Die vorliegende Arbeit setzt sich aus mehreren Teilen zusammen. Im einleitenden Teil geht es um die Textsicherung, in welcher die sprachlichen und inhaltlichen Merkmale die Perikope nach vorne und hinten abgrenzen. Zudem erfolgt ein Vergleich verschiedener Übersetzungen der Textstelle des Turmbaus von Babel, um diese auf Bedeutungsunterschiede hin zu untersuchen. Im zweiten Teil der historisch-kritischen Exegese erfolgt eine synchrone literarische Analyse des sozialgeschichtlichen Kontextes und der sprachlichen Gestaltung. Alle Themen und Inhalte der ausgewählten Perikope entstammen einer uns fremden Zeit. In der literarischen Analyse geht es deshalb darum, alles dahingehend zu analysieren, wie diese inhaltlichen Begriffe heute auf uns wirken, was aus heutiger Sicht auffällt, verwirrt und für das Textverständnis geklärt werden muss. Dahingegen geht es in der nachfolgenden diachronen historisch-kritischen Analyse um die Erfassung des Textes in seiner Ursprungssituation. Hierbei werden bestimmte Methoden historischer Kritik angewendet, um die Entstehungsbedingungen des Textes zu klären. Hierzu zählt die Untersuchung der Traditionsgeschichte, eine Analyse der literarischen Einheitlichkeit, die Zuordnung zu einer bestimmten Gattung und Herkunftssituation sowie die Frage nach Redaktionsgeschichte und Redaktor. In einem weiteren Teil der Exegese wird der Ertrag dieser beiden vorangegangen Analysemethoden (literarisch und historisch-kritisch) zu einer Gesamtinterpretation zusammengefasst.

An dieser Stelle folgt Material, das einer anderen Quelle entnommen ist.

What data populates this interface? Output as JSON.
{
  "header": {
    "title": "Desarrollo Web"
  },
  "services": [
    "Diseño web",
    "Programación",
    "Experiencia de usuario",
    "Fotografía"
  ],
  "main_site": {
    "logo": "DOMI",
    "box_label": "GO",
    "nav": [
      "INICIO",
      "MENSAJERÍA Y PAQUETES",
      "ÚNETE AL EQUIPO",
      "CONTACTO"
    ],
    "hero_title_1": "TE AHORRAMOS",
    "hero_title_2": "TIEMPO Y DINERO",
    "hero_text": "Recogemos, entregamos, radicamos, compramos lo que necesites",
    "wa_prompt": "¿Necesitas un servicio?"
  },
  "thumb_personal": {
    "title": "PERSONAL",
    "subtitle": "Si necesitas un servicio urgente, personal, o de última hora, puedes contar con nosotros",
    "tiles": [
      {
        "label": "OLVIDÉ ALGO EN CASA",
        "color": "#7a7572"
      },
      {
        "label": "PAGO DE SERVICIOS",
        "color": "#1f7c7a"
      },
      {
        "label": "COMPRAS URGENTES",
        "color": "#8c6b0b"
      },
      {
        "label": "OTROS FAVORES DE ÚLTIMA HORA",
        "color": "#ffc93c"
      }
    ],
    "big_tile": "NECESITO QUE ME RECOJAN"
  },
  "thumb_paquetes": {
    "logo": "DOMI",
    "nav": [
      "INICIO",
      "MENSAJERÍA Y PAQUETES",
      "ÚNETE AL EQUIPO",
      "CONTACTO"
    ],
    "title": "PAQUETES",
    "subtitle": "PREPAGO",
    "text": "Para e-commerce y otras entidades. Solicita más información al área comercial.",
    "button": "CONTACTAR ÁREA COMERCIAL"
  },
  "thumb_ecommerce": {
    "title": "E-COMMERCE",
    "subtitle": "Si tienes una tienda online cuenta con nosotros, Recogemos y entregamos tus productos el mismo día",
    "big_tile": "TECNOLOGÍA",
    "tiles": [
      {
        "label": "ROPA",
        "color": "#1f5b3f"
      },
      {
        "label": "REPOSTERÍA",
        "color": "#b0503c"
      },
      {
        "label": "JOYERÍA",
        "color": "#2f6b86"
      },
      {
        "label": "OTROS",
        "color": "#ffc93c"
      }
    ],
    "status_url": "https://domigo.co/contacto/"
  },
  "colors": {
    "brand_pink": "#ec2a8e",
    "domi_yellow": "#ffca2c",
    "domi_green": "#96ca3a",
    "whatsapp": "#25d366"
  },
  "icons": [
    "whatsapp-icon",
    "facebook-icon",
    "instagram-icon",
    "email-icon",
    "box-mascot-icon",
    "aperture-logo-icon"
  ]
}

Nach diesem theoretischen Teil der Exegese erfolgt eine Begründung, die es erlaubt, den ausgewählten Bibeltext für den Unterricht zu legitimieren.
Inhaltsübersicht
I. Einleitung
1. Persönlicher Zugang zum Text
2. Textsicherung
2.1 Abgrenzung der Perikope
2.2 Übersetzungsvergleich
II. Literarische Analyse
1. Sozialgeschichtliche Kontexte und Realien
2. Sprachliche Analyse
2.1 Leitbegriffe und Wortfelder
2.2 Sprachliche Gestaltung
2.3 Figuren und ihre Beziehungen
2.4 Erzählperspektive
2.5 Handlungsverlauf und Spannungsbogen
2.6 Gliederung in Sinnabschnitte
2.7 Kohärenz des Textes
III. Historisch-kritische Analyse
1. Traditionsgeschichte
2. Literarkritik
3. Formkritik
4. Redaktionskritik
4.1 Redaktionsgeschichtliche Perspektive
4.2 Kompositionskritische Perspektive
IV. Ertrag von literarischer Analyse und historisch-kritischer Exegese
1. Zusammenfassende Interpretation
2. Reflexion des Textverständnisses
V. Der Text im Unterricht
1. Lernmöglichkeiten
2. Unterrichtsaufbau
VI. Schluss: Reflexion
VII. Literaturverzeichnis
Zielsetzung & Forschungsthemen
Die vorliegende Arbeit verfolgt das Ziel, die biblische Erzählung vom Turmbau zu Babel (Genesis 11,1-9) mittels historisch-kritischer und literaturwissenschaftlicher Methodik fundiert zu exegisieren und ihre didaktische Relevanz für den Religionsunterricht in einer Förderschule zu prüfen.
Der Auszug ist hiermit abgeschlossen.